Al contrario dalle parti di CasaPound continua ininterrotta la battaglia a colpi di dichiarazioni per poter tornare su Facebook, con appelli dove si chiede: “gli uomini liberi devono mobilitarsi”. Il 18 ottobre, con un’azione coordinata in varie località, i militanti hanno imbavagliato alcune statue. La prima udienza della causa in questo caso sarebbe dovuta essere il 13 novembre, ma non se ne è saputo più niente.

E adesso?

Volantino della nuova Azione Studentesca, rifondata nel 2016, sulle manifestazioni ambientaliste di settembre 2019

Insomma: perché dopo Utøya, Christchurch, il recentissimo attacco in Germania e gli innumerevoli atti di violenza disseminati in tutto il mondo continuano ad esserci gruppi politici organizzati che attraverso decine e decine di pagine Facebook inneggiano a “Blut und Boden”, quel “sangue e suolo” che fu il perno ideale su cui venne edificata la politica razziale e di aggressione del nazismo?

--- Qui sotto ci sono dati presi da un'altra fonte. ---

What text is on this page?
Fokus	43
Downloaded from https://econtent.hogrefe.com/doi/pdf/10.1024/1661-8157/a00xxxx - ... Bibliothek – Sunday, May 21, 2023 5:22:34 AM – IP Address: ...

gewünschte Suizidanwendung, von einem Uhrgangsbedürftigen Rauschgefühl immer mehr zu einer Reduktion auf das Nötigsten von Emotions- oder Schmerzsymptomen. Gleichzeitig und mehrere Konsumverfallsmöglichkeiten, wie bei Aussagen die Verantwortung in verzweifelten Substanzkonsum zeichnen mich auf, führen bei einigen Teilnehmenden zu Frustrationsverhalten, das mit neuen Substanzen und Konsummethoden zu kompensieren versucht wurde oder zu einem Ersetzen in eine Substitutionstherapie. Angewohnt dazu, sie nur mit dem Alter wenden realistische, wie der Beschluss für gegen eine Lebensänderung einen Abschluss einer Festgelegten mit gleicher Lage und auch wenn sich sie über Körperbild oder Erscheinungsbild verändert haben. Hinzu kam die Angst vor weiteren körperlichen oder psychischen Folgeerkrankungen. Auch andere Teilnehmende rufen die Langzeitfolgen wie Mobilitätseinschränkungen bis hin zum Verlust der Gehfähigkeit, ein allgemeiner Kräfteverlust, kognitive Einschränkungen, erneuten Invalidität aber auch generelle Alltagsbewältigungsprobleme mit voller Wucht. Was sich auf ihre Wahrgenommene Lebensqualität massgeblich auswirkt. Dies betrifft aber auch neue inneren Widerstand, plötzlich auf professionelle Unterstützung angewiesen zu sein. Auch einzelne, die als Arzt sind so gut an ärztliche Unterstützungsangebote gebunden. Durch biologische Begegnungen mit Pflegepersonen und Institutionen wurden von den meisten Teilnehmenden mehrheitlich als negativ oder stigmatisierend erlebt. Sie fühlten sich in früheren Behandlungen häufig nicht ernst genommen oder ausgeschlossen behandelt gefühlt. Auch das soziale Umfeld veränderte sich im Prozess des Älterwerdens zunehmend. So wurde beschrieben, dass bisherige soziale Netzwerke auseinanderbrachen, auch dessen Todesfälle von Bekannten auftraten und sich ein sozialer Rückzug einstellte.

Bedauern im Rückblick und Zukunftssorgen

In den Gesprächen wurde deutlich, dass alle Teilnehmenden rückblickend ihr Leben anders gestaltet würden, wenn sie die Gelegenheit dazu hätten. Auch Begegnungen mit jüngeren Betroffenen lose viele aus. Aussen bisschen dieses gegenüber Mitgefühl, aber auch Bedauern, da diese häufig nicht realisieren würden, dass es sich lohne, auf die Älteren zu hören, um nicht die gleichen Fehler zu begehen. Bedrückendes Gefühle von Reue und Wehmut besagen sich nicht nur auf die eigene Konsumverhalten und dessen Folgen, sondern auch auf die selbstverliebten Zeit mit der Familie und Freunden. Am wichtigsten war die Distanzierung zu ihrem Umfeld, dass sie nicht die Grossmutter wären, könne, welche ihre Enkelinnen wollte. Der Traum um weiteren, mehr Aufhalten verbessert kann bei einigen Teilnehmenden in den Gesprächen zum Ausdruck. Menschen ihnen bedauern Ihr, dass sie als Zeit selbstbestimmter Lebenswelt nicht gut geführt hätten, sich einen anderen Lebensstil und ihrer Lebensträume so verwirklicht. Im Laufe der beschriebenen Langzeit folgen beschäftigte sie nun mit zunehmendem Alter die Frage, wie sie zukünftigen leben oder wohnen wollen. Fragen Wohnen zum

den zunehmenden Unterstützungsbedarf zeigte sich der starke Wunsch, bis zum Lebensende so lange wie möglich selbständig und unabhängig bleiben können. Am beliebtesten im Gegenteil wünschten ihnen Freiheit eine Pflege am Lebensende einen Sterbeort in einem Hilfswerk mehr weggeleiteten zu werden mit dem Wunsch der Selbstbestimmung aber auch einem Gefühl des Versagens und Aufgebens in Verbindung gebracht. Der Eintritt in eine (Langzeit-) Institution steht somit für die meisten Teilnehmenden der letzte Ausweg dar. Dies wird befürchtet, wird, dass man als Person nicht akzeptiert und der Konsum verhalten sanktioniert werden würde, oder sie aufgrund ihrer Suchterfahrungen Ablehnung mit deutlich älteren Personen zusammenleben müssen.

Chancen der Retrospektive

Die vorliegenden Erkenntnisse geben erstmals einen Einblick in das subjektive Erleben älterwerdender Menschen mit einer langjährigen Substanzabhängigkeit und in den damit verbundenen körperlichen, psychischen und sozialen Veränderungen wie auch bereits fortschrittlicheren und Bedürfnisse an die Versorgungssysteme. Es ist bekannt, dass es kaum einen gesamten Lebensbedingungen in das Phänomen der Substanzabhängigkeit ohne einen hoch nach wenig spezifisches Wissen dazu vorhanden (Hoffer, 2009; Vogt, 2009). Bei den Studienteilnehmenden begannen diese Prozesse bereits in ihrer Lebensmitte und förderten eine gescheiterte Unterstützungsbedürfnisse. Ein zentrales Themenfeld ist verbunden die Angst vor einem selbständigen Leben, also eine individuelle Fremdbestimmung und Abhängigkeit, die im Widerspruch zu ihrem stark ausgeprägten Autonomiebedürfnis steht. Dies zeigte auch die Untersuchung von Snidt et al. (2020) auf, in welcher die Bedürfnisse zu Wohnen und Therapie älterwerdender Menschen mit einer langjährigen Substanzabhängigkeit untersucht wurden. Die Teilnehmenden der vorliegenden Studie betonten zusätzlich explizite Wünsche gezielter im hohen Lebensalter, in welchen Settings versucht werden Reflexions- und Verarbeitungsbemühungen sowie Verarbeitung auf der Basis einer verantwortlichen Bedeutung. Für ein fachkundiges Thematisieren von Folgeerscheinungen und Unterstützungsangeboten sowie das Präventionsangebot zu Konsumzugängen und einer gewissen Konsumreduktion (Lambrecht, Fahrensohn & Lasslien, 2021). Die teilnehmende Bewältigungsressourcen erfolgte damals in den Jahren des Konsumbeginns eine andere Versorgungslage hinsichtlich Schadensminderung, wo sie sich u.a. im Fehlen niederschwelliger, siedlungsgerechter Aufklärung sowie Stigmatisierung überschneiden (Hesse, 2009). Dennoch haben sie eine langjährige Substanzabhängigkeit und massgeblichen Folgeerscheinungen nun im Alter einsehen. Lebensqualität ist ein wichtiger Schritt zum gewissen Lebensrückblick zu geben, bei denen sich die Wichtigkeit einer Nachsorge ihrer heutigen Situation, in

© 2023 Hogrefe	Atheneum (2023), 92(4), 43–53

Davvero siamo ancora dentro la legalità costituzionale?

Perché in fondo c’è di più. Come già rilevato da molti commentatori è evidente che ci sia un problema generale.
Una volta accettato che le piattaforme social sono un luogo di formazione delle opinioni e di diffusione di idee è inevitabile che una tale capacità non può essere gestita da un’azienda privata in totale indipendenza.

E se incidentalmente tale gestione capita che vada in una direzione auspicabile questo non toglie nulla al fatto che si debba infine riflettere su questa sorta di “esternalizzazione” della cura della democrazia: chi fa proprie le idee fondanti di nazismo e fascismo è fuori e in opposizione alle regole di convivenza civile e deve essere per primo lo Stato ad occuparsene.